Monday, May 27, 2013

A Personal Reflection on Neo-Confederate Clownery



A brief personal footnote about the neo-Confederate nonsense of the folks Frank Cocozzelli is studying (and I'm very glad Frank is keeping the spotlight on these folks): I was, of course, raised with much of that very same nonsense. With the exception of my one Irish great-grandmother, all of my great-grandparents were descendants of colonial Southern families that owned slaves at various points in their history, though some branches of these families also courageously pulled against slavery at some points in their history, due to religious reasons.


I grew up being taught in school that the history books we used in our classrooms were biased, written by Yankees who simply didn't understand the "other side" of the slave system: they didn't understand how we had taken such good care of our slaves, because slaves were valuable property not to be abused, how happy well-treated slaves were, how unsettling emancipation was for them when they had no land and no work. And on and on, the blather that people who have enjoyed unmerited privilege which depended on the misery and subjugation of others tell themselves to justify their exploitation . . . .

I was in school in Little Rock when the Central High crisis occurred in 1957. All around me, I heard adults continuing the blather about states' rights: "If they'd only stop trying to cram integration down our throats, we'd handle the situation properly." "We'll solve this problem in our own way and our own time-frame." I hear the very same blather today about Obamacare and gay marriage--a testimony to the effectiveness of the American right in building on the racial prejudice of broad swathes of the American public to keep discontent with the federal government alive in a period in which the nation's first African-American president has made baby steps towards a better healthcare system and baby steps towards civil rights for gay citizens.

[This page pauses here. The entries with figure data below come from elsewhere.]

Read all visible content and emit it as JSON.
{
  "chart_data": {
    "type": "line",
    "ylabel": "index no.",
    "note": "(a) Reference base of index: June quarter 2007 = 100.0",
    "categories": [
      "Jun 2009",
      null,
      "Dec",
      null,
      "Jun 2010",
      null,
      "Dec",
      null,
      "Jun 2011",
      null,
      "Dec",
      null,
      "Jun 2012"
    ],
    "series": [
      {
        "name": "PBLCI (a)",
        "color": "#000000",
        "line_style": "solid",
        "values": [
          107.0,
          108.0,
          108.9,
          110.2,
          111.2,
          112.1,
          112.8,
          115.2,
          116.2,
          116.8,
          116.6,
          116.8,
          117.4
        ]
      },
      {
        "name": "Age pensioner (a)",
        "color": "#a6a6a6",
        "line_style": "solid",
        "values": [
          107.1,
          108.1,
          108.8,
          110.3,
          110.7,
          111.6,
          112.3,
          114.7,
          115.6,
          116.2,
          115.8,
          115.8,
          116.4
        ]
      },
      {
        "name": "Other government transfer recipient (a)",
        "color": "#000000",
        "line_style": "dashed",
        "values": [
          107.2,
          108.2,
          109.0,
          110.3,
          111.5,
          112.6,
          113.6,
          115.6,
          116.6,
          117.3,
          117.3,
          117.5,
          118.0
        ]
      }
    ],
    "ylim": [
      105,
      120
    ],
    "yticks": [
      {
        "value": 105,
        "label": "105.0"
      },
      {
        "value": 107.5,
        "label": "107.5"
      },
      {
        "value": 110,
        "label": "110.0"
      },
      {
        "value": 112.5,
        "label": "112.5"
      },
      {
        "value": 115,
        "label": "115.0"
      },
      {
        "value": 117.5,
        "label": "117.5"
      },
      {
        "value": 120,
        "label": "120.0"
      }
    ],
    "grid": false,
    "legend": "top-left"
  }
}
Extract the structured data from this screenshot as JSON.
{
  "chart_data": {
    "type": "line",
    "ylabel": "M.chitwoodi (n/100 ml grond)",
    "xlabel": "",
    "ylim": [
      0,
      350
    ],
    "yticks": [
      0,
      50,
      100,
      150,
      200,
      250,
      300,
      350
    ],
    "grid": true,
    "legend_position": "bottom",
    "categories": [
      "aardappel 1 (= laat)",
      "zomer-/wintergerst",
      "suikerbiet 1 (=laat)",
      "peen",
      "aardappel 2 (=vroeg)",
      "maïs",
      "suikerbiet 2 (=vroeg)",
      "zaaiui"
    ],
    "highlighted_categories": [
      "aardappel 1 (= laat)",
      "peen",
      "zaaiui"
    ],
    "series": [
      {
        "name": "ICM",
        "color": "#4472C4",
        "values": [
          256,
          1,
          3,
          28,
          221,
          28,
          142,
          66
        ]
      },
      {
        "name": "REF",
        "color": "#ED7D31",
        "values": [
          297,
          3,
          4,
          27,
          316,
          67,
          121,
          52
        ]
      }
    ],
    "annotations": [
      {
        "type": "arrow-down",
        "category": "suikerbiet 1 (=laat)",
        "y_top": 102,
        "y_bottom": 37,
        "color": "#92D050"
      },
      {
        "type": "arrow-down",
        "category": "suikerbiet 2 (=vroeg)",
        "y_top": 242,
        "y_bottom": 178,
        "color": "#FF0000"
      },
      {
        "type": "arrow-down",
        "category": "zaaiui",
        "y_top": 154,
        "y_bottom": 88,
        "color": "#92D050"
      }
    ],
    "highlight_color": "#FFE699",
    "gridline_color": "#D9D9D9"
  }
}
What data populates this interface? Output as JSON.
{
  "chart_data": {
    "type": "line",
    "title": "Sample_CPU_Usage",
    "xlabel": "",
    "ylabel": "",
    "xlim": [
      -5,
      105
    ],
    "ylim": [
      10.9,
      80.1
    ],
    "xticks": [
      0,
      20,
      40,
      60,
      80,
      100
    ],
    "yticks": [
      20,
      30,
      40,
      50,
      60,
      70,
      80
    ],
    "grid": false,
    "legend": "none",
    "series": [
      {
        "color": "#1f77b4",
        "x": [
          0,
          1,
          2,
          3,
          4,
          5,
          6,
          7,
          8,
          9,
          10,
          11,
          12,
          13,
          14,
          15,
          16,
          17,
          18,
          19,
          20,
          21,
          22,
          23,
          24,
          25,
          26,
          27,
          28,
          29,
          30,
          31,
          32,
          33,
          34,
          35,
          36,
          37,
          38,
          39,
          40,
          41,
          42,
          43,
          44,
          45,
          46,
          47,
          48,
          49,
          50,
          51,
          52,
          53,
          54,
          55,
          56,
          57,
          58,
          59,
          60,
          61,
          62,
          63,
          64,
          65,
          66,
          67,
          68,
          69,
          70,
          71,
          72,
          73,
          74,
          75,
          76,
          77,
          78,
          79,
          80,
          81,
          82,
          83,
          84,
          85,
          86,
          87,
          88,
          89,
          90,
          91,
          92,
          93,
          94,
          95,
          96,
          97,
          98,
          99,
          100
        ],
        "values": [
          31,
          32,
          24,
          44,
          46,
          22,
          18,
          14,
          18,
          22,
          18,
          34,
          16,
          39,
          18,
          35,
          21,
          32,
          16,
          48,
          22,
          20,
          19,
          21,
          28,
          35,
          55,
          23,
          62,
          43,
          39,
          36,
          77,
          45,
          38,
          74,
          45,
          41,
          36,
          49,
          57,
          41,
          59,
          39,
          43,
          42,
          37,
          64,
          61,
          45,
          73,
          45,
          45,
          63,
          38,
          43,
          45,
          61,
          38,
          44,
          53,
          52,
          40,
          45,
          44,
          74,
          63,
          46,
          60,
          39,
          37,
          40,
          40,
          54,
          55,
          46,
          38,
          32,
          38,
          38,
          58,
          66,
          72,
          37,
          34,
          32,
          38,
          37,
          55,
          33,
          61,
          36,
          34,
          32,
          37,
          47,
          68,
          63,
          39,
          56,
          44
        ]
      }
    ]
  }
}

I remember the brouhaha when the governor of Arkansas, Orval Faubus, defied the federal government and resisted the integration of Central High, and when the president, Eisenhower, brought in federal troops to protect the black students seeking to integrate the school. To their credit, my parents thought Faubus was a fool, though my grandparents, all born to parents who were themselves borne before the Civil War, were more inclined to view Faubus favorably. My mother and father and their friends laughed at Faubus's  clownery, shaking their heads about the image he was creating for our state in the eyes of the world.

Which is to say, they and many other Southern folks with a modicum of education understood full well that all of the blather about states' rights was stuff and nonsense, that it was theater signifying sound and fury. They knew that no state that wants to compete economically and have a role in the mainstream can set itself against the democratic principles of the mainstream and against valid moral norms held by the culture at large.

And I'm fully convinced that Thomas E. Woods, Fr. John McCloskey, San Brownback, and others know the same, and are engaging in cynical theater with their talk of nullification and secession. They are playing to the anger of the masses (a tactic Thomas Frank has exposed brilliantly in his book What's the Matter with Kansas?) who are miserable due to their economic exploitation, but who are unable to recognize that this exploitation is the real cause of their misery, and that people of color, liberals, and gays are not inflicting misery on them. 

And I say all this as a direct descendant of the uncle of the Southern firebrand John C. Calhoun. My great-grandfather several generations back, Ezekiel Calhoun, was John C. Calhoun's uncle, and also the grandfather of John C. Calhoun's wife (and cousin) Floride Bonneau Colhoun, so that I have multiple family ties to the firebrand. (Though, as Veronique Greenwood has recently noted, who's not related to everyone in the world, and what European is not descended from Charlemagne?)

Clownery is clownery, no matter how high-toned it purports to be, or from whose eloquent mouth clowning words pour forth.

The graphic: a clown with a slapstick from the Victoria and Albert Museum, by an unknown artist.